Of particular concern: Several organizations under contract with the city to provide street-level outreach have reported not being paid for months, forcing them to halt their violence-prevention efforts. Others say communication from the city’s department of Neighborhood Safety has been erratic, at best. Meanwhile, the city is facing a lawsuit alleging that officials illegally and arbitrarily handed out millions of dollars in violence-prevention contracts.
“Our vendors are frustrated. It feels like community is seeing the services even less than a couple of years ago, and we’re all just sort of left to figure out why,” said Council Member Jeremiah Ellison.
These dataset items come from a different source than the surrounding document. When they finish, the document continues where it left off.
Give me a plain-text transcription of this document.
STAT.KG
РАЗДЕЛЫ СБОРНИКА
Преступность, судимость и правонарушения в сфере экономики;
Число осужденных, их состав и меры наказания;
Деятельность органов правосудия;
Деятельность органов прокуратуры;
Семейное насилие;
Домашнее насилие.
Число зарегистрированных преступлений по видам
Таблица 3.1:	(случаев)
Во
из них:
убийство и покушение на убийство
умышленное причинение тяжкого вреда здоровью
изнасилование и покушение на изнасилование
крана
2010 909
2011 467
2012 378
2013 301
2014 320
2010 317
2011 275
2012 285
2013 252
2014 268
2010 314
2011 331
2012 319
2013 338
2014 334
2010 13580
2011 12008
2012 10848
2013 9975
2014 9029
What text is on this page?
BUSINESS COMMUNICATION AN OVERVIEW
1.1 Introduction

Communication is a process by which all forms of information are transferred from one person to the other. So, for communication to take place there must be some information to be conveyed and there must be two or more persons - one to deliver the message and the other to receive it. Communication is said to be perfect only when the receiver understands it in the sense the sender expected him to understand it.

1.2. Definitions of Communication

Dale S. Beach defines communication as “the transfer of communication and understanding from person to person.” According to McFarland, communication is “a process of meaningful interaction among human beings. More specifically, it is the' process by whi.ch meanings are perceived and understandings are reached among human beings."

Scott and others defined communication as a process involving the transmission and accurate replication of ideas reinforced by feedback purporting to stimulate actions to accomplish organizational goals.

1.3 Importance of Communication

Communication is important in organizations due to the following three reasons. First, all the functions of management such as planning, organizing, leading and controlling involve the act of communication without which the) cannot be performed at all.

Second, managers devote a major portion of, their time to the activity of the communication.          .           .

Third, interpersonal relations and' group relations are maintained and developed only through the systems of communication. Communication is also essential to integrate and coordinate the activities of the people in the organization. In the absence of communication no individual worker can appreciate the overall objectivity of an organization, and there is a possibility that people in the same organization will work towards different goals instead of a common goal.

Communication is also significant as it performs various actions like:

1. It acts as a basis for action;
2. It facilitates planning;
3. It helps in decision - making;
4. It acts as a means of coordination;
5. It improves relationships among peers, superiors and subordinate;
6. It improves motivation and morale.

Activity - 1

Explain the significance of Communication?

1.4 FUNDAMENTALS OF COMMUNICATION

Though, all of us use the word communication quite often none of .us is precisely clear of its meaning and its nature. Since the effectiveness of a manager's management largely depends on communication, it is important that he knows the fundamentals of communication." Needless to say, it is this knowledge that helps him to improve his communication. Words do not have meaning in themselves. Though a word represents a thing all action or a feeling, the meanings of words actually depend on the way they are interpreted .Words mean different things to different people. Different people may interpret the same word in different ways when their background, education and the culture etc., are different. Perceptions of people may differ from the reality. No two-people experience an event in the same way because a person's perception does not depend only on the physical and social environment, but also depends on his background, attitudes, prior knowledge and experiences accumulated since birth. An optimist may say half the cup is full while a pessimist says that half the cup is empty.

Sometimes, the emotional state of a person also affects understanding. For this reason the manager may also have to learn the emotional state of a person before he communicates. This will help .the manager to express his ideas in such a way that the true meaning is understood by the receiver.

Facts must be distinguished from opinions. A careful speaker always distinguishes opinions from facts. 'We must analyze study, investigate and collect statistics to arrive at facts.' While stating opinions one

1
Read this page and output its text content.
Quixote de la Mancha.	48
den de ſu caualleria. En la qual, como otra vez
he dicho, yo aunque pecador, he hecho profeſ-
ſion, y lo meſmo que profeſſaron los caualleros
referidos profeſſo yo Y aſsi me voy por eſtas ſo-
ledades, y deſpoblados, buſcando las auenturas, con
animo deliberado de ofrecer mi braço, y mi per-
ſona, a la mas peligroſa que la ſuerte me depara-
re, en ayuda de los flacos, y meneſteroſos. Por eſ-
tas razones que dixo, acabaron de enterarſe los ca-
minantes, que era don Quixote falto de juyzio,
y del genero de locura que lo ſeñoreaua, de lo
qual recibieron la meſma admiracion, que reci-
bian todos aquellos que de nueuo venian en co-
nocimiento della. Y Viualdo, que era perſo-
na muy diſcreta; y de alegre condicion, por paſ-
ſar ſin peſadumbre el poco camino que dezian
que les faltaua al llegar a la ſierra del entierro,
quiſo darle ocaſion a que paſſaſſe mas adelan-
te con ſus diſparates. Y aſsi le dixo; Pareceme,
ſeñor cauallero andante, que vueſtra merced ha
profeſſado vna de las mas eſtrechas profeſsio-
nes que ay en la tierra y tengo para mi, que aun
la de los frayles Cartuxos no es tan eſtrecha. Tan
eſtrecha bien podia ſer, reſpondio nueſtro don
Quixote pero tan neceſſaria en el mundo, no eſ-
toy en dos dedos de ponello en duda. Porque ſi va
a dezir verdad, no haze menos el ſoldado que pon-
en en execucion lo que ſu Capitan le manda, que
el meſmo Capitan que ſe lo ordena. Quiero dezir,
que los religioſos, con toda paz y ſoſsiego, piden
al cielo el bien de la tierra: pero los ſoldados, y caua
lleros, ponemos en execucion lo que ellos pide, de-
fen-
Over the past several years, Minneapolis has built a network of unarmed “violence interrupters”: community-grown outreach workers who use street savvy to defuse conflicts before they turn deadly, and to mentor teens. The Group Violence Intervention (GVI) model, which relies on decades of data showing a small number of individuals are connected to most shootings in American cities, has been credited with driving down murders in Oakland, Calif., and Pittsburgh.
For a while, the effort was growing. But earlier this year, several groups reported that they hadn’t been paid and they’d stopped getting client referrals from law enforcement and probation agencies. City officials blame a staffing shortage and say they are working to add safeguards and structure to the effort.
Groups like Muhammad Abdul-Ahad’s T.O.U.C.H Outreach were forced to halt school mentorship programs and broader violence prevention efforts in south Minneapolis once their contract expired and funding ran dry, leaving community members asking where they’d gone and if they were coming back.
“You can’t leave vendors like us, that’s been doing this work for the past four years, in a bind like that,” said Abdul-Ahad, who lamented that the gap in services undercut hard-won trust. “That’s just not acceptable. We’d never had these issues in the past.”
Meanwhile, the city’s technical assistance contract with the National Network for Safe Communities at John Jay College of Criminal Justice, expired in March 2023. That meant for more than a year, Minneapolis’ violence interrupters were without updated data analysis to help identify the groups in the city most likely to commit — or become victims of — violence.